"I do not think," she said, her voice very low, "that the time has yet come for making plans."
Dumaresq threw back his head with a movement that seemed to indicate either impatience or surprise.
"You are living on the edge of a volcano," he told her, with grim force; "and at any moment you may be overwhelmed. Have you never faced that yet? Haven't you yet begun to realise that Maritas is a hotbed of scoundrels—the very scum and rabble of creation—blackguards whom their own countries have, for the most part, refused to tolerate—some of them half-breeds, all of them savages? Haven't you yet begun to ask yourself what you may expect from these devils when they take the law into their own hands? I tell you, mademoiselle, it may happen this very night. It may be happening now!"
She raised her eyes at that—dark eyes that gleamed momentarily and were as swiftly lowered. When she spoke, her low voice held a thrill of scorn.
"Not now, monsieur," she said. "To-night—possibly! But not now—not without you to lead them!"

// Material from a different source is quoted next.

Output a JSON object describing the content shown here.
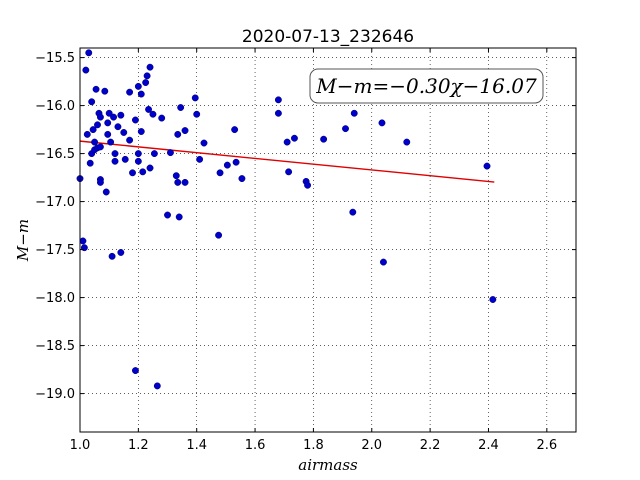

Pierre Dumaresq made a slight movement. It could not have been called a menace, though it was in a fashion suggestive of violence suppressed—the violence of the baited bull not fully roused to the charge.
"You are not wise, Mademoiselle Stephanie," he said.
She answered him in a voice that quivered, in spite of her obvious effort to control it.
"Nor am I altogether a fool, monsieur. Your sympathies are well known. The revolutionists have looked to you to lead them as long as I have known Maritas."
"That may be, mademoiselle," he sternly responded. "But it is possible, is it not, that they may look in vain?"